Jedenasty dzień kombosa to powrót do użerania się Choloka z serią Wizardry. Tym razem zabrał się za najtrudniejszą część, a na dodatek jednego z najtrudniejszych rpgów w historii (nie licząc tych z permadeathem) - Wizardry: Scenario #4: The Return of Werdna (Playstation). Do czytanie jak zwykle nie muszę zachęcać - bo szansa że ktoś w to grał jest prawie taka, jak wygrana w loterii :D (wydana oficjalnie tylko w Japonii w tamtym wieku).

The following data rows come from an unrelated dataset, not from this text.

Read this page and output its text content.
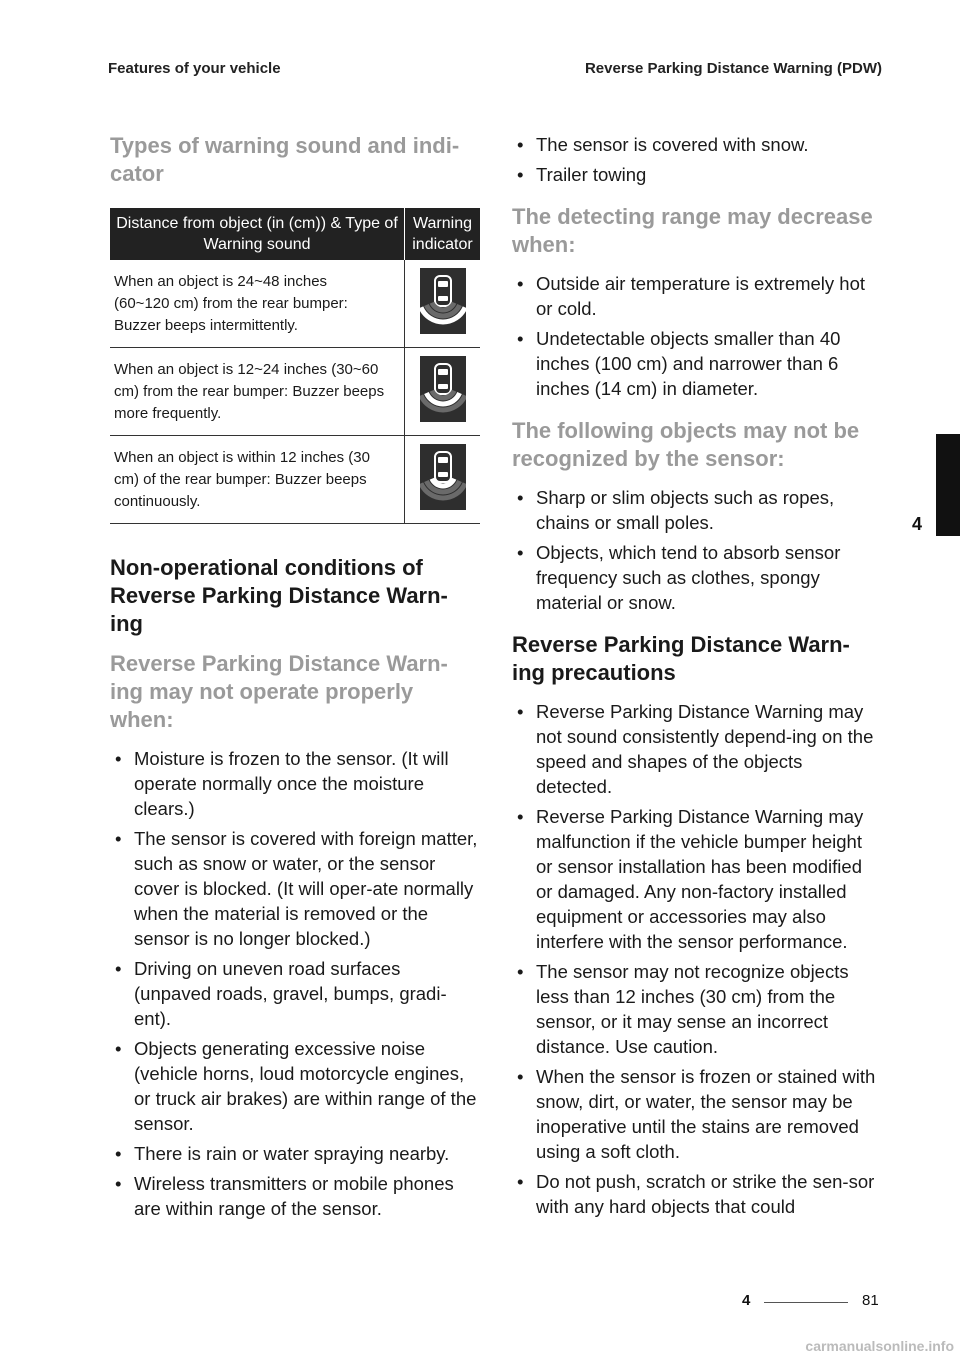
Features of your vehicle	Reverse Parking Distance Warning (PDW)
Types of warning sound and indi-cator
Distance from object (in (cm)) & Type of Warning sound	Warning indicator
When an object is 24~48 inches (60~120 cm) from the rear bumper: Buzzer beeps intermittently.	
When an object is 12~24 inches (30~60 cm) from the rear bumper: Buzzer beeps more frequently.	
When an object is within 12 inches (30 cm) of the rear bumper: Buzzer beeps continuously.	
Non-operational conditions of Reverse Parking Distance Warn-ing
Reverse Parking Distance Warn-ing may not operate properly when:
• Moisture is frozen to the sensor. (It will operate normally once the moisture clears.)
• The sensor is covered with foreign matter, such as snow or water, or the sensor cover is blocked. (It will oper-ate normally when the material is removed or the sensor is no longer blocked.)
• Driving on uneven road surfaces (unpaved roads, gravel, bumps, gradi-ent).
• Objects generating excessive noise (vehicle horns, loud motorcycle engines, or truck air brakes) are within range of the sensor.
• There is rain or water spraying nearby.
• Wireless transmitters or mobile phones are within range of the sensor.
• The sensor is covered with snow.
• Trailer towing
The detecting range may decrease when:
• Outside air temperature is extremely hot or cold.
• Undetectable objects smaller than 40 inches (100 cm) and narrower than 6 inches (14 cm) in diameter.
The following objects may not be recognized by the sensor:
• Sharp or slim objects such as ropes, chains or small poles.
• Objects, which tend to absorb sensor frequency such as clothes, spongy material or snow.
Reverse Parking Distance Warn-ing precautions
• Reverse Parking Distance Warning may not sound consistently depend-ing on the speed and shapes of the objects detected.
• Reverse Parking Distance Warning may malfunction if the vehicle bumper height or sensor installation has been modified or damaged. Any non-factory installed equipment or accessories may also interfere with the sensor performance.
• The sensor may not recognize objects less than 12 inches (30 cm) from the sensor, or it may sense an incorrect distance. Use caution.
• When the sensor is frozen or stained with snow, dirt, or water, the sensor may be inoperative until the stains are removed using a soft cloth.
• Do not push, scratch or strike the sen-sor with any hard objects that could
4
4	81
carmanualsonline.info
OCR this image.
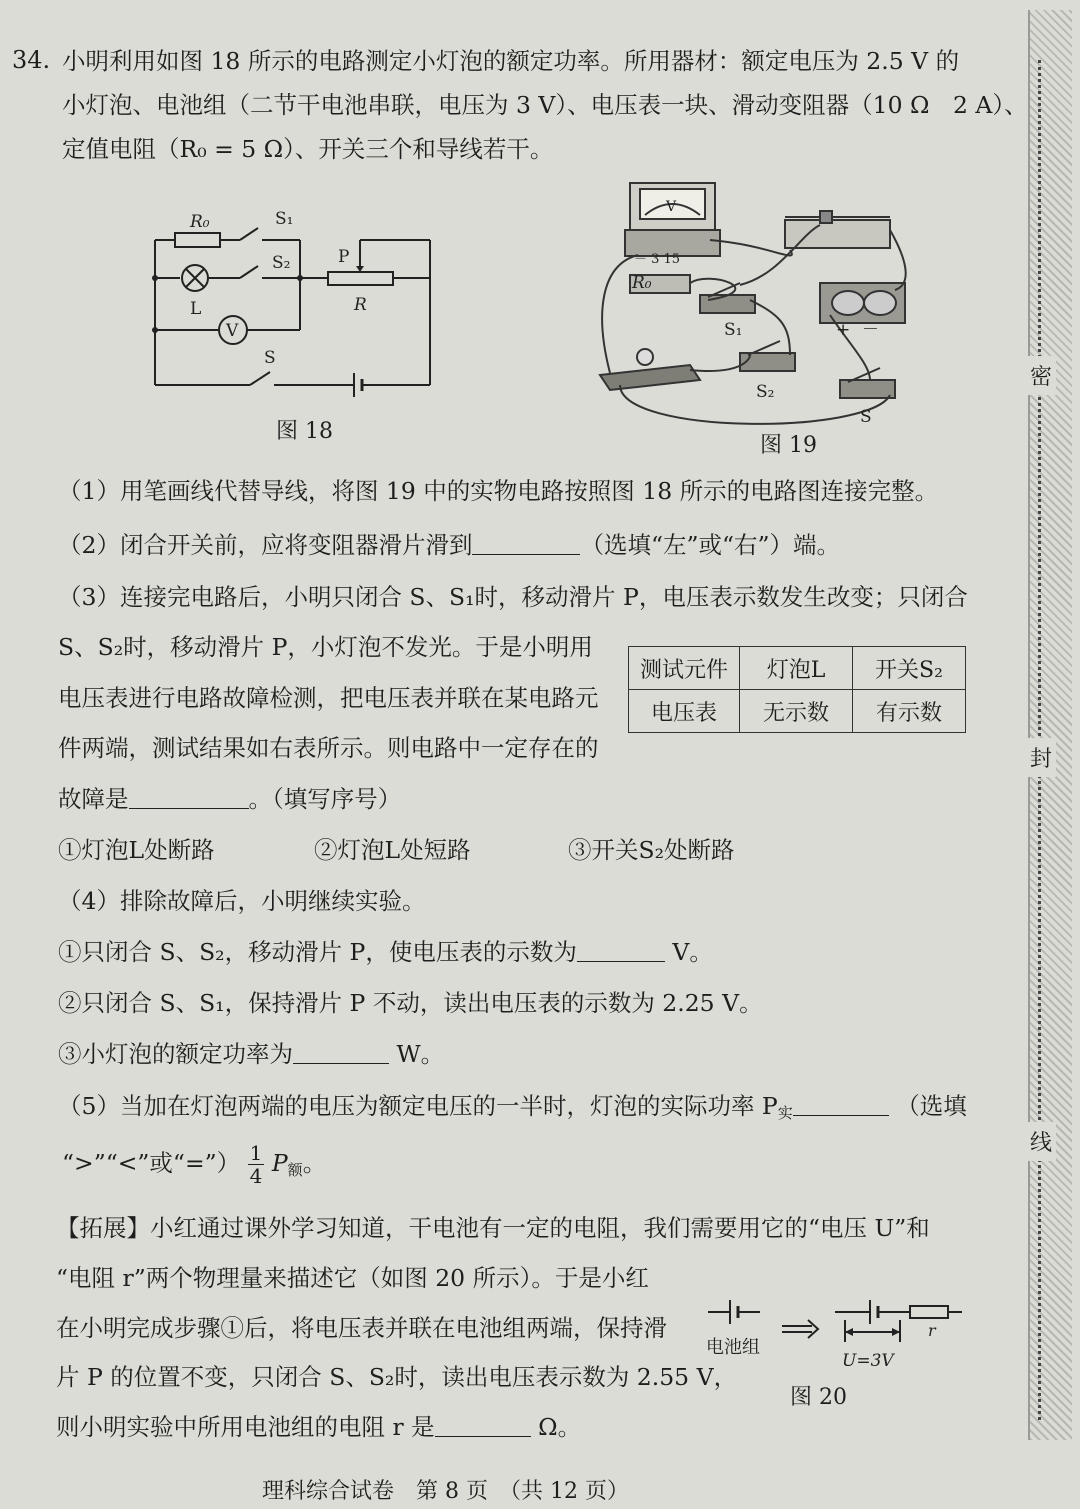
34. 小明利用如图 18 所示的电路测定小灯泡的额定功率。所用器材：额定电压为 2.5 V 的
小灯泡、电池组（二节干电池串联，电压为 3 V）、电压表一块、滑动变阻器（10 Ω　2 A）、
定值电阻（R₀ = 5 Ω）、开关三个和导线若干。
R₀	S₁
S₂	P
R
L
V
S
图 18
V
－ 3 15
R₀
S₁
S₂
S
+ －
图 19
（1）用笔画线代替导线，将图 19 中的实物电路按照图 18 所示的电路图连接完整。
（2）闭合开关前，应将变阻器滑片滑到	（选填“左”或“右”）端。
（3）连接完电路后，小明只闭合 S、S₁时，移动滑片 P，电压表示数发生改变；只闭合
S、S₂时，移动滑片 P，小灯泡不发光。于是小明用
电压表进行电路故障检测，把电压表并联在某电路元
件两端，测试结果如右表所示。则电路中一定存在的
故障是	。（填写序号）
测试元件	灯泡L	开关S₂
电压表	无示数	有示数
①灯泡L处断路	②灯泡L处短路	③开关S₂处断路
（4）排除故障后，小明继续实验。
①只闭合 S、S₂，移动滑片 P，使电压表的示数为	V。
②只闭合 S、S₁，保持滑片 P 不动，读出电压表的示数为 2.25 V。
③小灯泡的额定功率为	W。
（5）当加在灯泡两端的电压为额定电压的一半时，灯泡的实际功率 $P_实$	（选填
“>”“<”或“=”） $\frac{1}{4} P_额$。
【拓展】小红通过课外学习知道，干电池有一定的电阻，我们需要用它的“电压 U”和
“电阻 r”两个物理量来描述它（如图 20 所示）。于是小红
在小明完成步骤①后，将电压表并联在电池组两端，保持滑
片 P 的位置不变，只闭合 S、S₂时，读出电压表示数为 2.55 V，
则小明实验中所用电池组的电阻 r 是	Ω。
电池组
r
U=3V
图 20
密
封
线
理科综合试卷　第 8 页　（共 12 页）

A wśród steamowych premier z ostatnich dni (w nadrabianiu zaległości wydawniczych utknąłem na początku sierpnia i idzie mi opornie) w oko wpadły mi: Shiren the Wanderer: The Mystery Dungeon of Serpentcoil Island i Fairy Tail 2. Reszta jak zwykle nie jest warta uwagi.

Komentarze:

Powinni dopłacać każdemu kto to przeszedł teraz :)


[Gość @ 15.12.2024, 10:53]

Dodaj komentarz:

Pytanie kontrolne: kto tu rządzi?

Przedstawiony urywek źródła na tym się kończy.